Die israelische Tageszeitung Haaretz klagt in einem aktuellen Leitartikel über die Belagerung von Nord-Gaza Israels Abrutschen in die ethnische Säuberung an.

Das brutale Vorgehen Israels in Gaza ist seit dem Beginn des Angriffs vor über einem Jahr vielfach kritisiert worden. Umstritten ist seitdem, ob Begriffe wie „Genozid“ oder „ethnische Säuberung“ eine angemesse Beschreibung dafür sind. Während die deutsche Staatsräson vorsieht, dass diejenigen, die aus gutem Grund solche Begriffe verwenden, antisemitisch seien, spricht sogar die wichtigste israelische Zeitung von einer ethnischen Säuberung in Gaza. Am vergangenen Dienstag erschien in der englischsprachigen Online-Ausgabe von Haaretz ein Leitartikel mit dem Titel „Wenn es nach einer ethnischen Säuberung aussieht, ist es das wahrscheinlich auch„. Der Artikel war nicht mit dem Namen eines einzelnen Redaktionsmitglieds unterzeichnet, kann also als Positionierung des Kollektivs verstanden werden. 

Der Artikel gibt eine knappe Bestandsaufnahme der katastrophalen Lage für die Menschen in Gaza. Er beklagt, dass Israel während seiner mehr als drei Wochen anhaltenden Belagerung Nord-Gaza von fast jeder humanitären Hilfe abgeschnitten habe. Die zivilen Verluste seien immens, medizinische Einrichtungen weitgehend zusammengebrochen. Hunderttausenden drohe nun Hunger. Israel behaupte, man habe die Bevölkerung aufgefordert, sich nach Süden zu bewegen. 

Der Artikel fährt fort: 

Daher ist es nicht verwunderlich, dass der schwerwiegende Verdacht aufgekommen ist, dass Israel im nördlichen Gazastreifen eine ethnische Säuberung durchführt und mit dieser Operation das Gebiet dauerhaft von Palästinensern säubern will.

Diese Vermutung passe zu den Prinzipien des sogenannten „Plans der Generäle“, der vom ehemaligen Generalmajor der israelischen Armee, Giora Eiland, vorangetrieben werde, sowie den Forderungen radikaler Partei in der israelischen Regierung. Diese verfolgten laut Haaretz eine Politik der Massenvertreibung und der jüdischen Wiederbesiedlung im Norden Gazas. Man könne nun die Ergebnisse der Aufrufe sehen, „Gaza auszulöschen“ und eine „zweite Nakba“ zu begehen: „Israel rutscht in eine ethnische Säuberung“. 

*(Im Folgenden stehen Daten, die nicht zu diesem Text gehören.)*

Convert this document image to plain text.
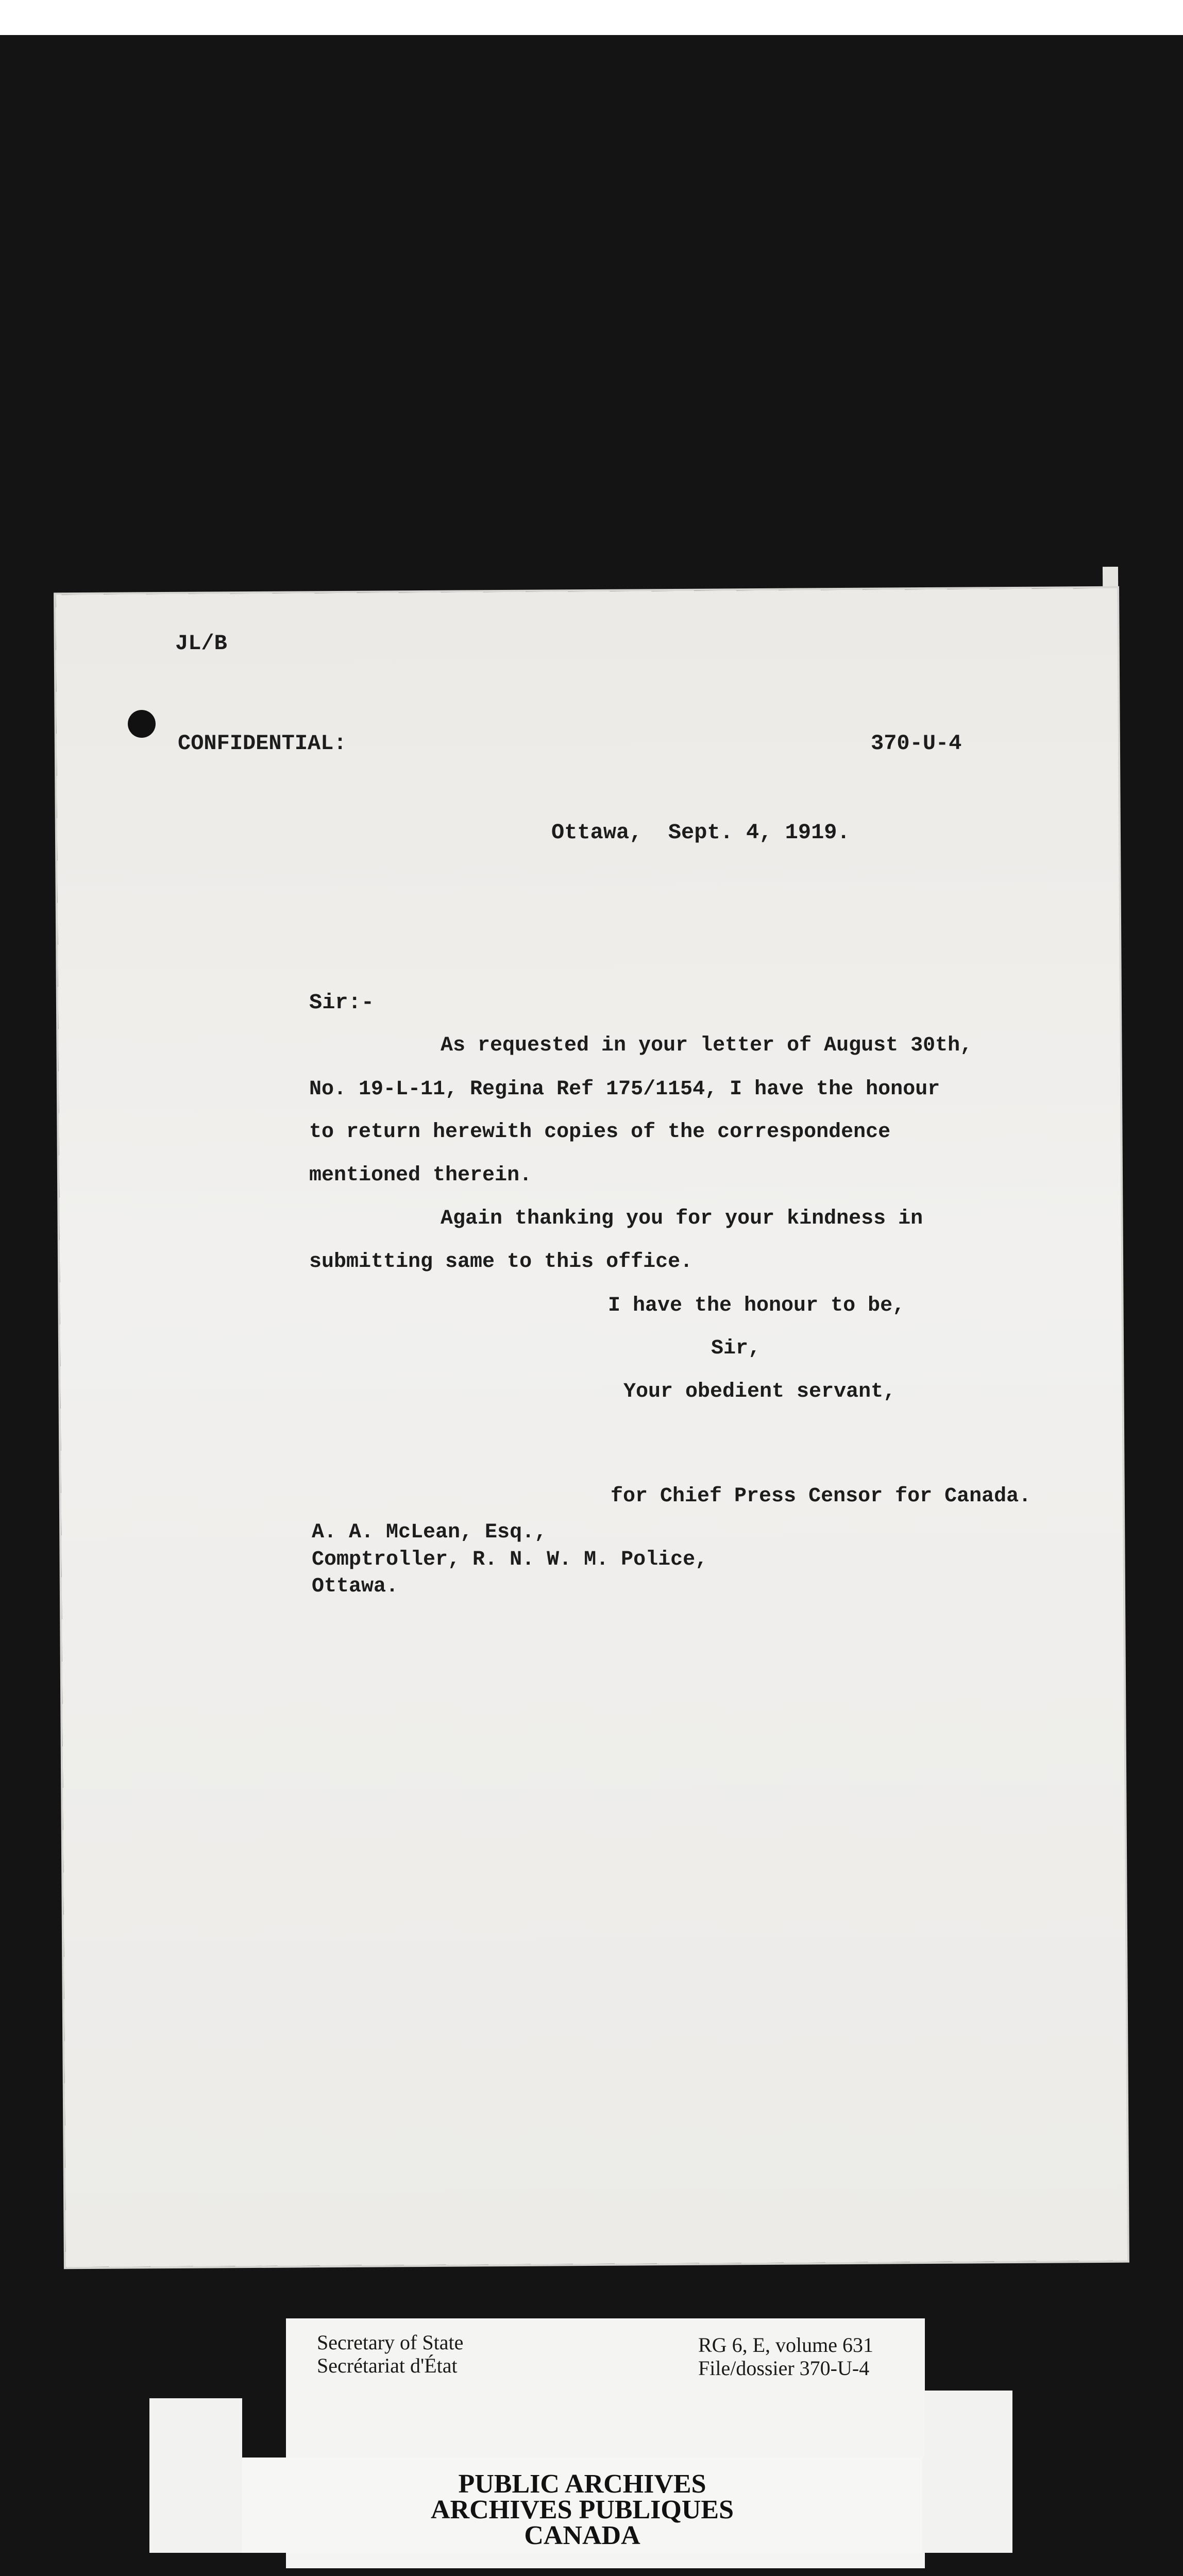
JL/B

CONFIDENTIAL:	370-U-4

Ottawa,  Sept. 4, 1919.

Sir:-

As requested in your letter of August 30th,

No. 19-L-11, Regina Ref 175/1154, I have the honour

to return herewith copies of the correspondence

mentioned therein.

Again thanking you for your kindness in

submitting same to this office.

I have the honour to be,

Sir,

Your obedient servant,

for Chief Press Censor for Canada.

A. A. McLean, Esq.,

Comptroller, R. N. W. M. Police,

Ottawa.

Secretary of State

Secrétariat d'État

RG 6, E, volume 631

File/dossier 370-U-4

PUBLIC ARCHIVES

ARCHIVES PUBLIQUES

CANADA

Der Artikel endet mit einer Warnung: 

Wenn dieser Prozess nicht sofort aufgehalten wird, werden Hunderttausende Menschen zu Flüchtlingen, ganze Gemeinschaften werden zerstört und der moralische und rechtliche Schandfleck dieses Verbrechens wird an jedem Israeli haften und ihn verfolgen.

Haaretz gilt in Israel als säkulares, regierungskritisches Leitmedium. Obwohl die Auflage anderer Tageszeitungen höher liegt, gilt es als besonders einflussreiche Publikation. Einen bedeutenden Teil der Leser:innenschaft macht jedoch das internationale Publikum aus. 

Mit der Warnung vor einer ethnischen Säuberung ist Haaretz nicht allein. Auch der Generalsekretär der Vereinten Nationen, António Guterres, warnte unlängst, Israel könne eine ethnische Säuberung vollziehen, wenn die internationale Gemeinschaft nicht eingreife, wie der britische Guardian berichtete. Allerdings gibt nur wenig Anlass zu glauben, die sogenannte internationale Gemeinschaft würde einen entscheidenden Einfluss auf Israel geltend machen. Die USA und Deutschland liefern trotz vorsichtiger Kritik unvermindert Rüstungsgüter an Israel und leisten damit ihren Teil zu ethnischer Säuberung und Genozid.